Michaella McCollum and Melissa Reid Charged on Suspicion of Drug Smuggling
The two British women arrested on suspicion of attempting to smuggle £1.5m of cocaine out of Peru have been formally charged.
Melissa Reid, 20, from Lenzie, near Glasgow, and 20-year-old Michaella McCollum from Dungannon, Northern Ireland, were arrested in the Peruvian capital of Lima after police found more than 11kgs (24.2lbs) of cocaine in their luggage.
The women appeared before the District Prosecutor to hear the charges against them before being moved to a detention centre in Lima.
If convicted, the pair could face a maximum of 15 years in prison. McCollum's lawyer Peter Madden said both women would plead not guilty.
The women could remain in custody for a further three years before their trial comes to court.
The pair were arrested on 6 August as they attempted to board a flight to Madrid. Both women claimed that Colombian drug traffickers had threatened to kill them if they did not carry the bags onboard, and insisted they did not know the luggage contained the food packages filled with cocaine.
Commenting on the woman's condition in custody, Madden told Sky News: "They're both in a holding cell, there are two other women there, but they haven't gotten anything to eat today.
"They haven't been offered any food and to me that is unacceptable. The conditions inside the holding cells are pretty grim.
"They are expected to lie almost on the floor, there is a sort of sponge-type bed which is just not acceptable, there are no blankets, it's not clean, and the most important thing is that they haven't actually been offered any food today, and it didn't look as if they were going to be."
Before the pair were charged, police said they were questioning their version of events after photos emerged showing them posing on a balcony and beach with beer in Lima days before their arrest.

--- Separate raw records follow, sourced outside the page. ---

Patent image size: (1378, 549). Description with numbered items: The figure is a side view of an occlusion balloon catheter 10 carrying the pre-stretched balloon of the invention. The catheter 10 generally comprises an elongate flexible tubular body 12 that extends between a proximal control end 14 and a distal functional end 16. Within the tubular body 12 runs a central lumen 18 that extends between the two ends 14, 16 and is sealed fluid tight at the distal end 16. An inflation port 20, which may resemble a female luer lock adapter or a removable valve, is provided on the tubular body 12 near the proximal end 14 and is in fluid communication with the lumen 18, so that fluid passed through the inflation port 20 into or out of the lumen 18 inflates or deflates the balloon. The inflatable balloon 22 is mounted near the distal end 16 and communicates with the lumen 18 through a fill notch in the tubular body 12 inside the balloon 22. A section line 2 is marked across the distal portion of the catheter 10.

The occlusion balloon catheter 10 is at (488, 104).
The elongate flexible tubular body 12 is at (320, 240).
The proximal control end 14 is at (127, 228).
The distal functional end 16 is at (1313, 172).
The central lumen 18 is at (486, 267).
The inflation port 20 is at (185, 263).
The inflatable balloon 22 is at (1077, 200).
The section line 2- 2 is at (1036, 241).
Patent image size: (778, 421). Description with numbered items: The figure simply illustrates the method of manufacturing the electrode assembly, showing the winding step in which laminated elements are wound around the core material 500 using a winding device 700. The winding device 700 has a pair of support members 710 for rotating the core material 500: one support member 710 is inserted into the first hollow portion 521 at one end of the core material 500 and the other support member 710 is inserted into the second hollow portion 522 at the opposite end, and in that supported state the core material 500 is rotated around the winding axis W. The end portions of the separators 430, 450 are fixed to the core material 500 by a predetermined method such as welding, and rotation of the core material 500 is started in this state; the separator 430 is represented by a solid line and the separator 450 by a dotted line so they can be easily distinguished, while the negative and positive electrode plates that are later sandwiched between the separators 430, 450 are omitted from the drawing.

Reid and McCollum said they were forced to take pictures of themselves together to convince border control officers and hotel staff that they were ordinary friends travelling together.
The two women had told police that they had not met each other until they were kidnapped by a South American drug cartel and separately taken to a safehouse in Madrid before being flown to Peru.
However, a police source said the photos could not have been taken in Peru as it would have been too cold: "It was only when police looked at the pictures on their camera they began to question where they had been taken," a source told the Daily Mirror.
"We are in the middle of our winter here in Lima and temperatures are running quite cold. It appears odd they are both in very thin beachwear."
Peruvian detectives are also examining CCTV, which appears to show the women walking around Lima freely - contradictory to their claims they were being held at gunpoint.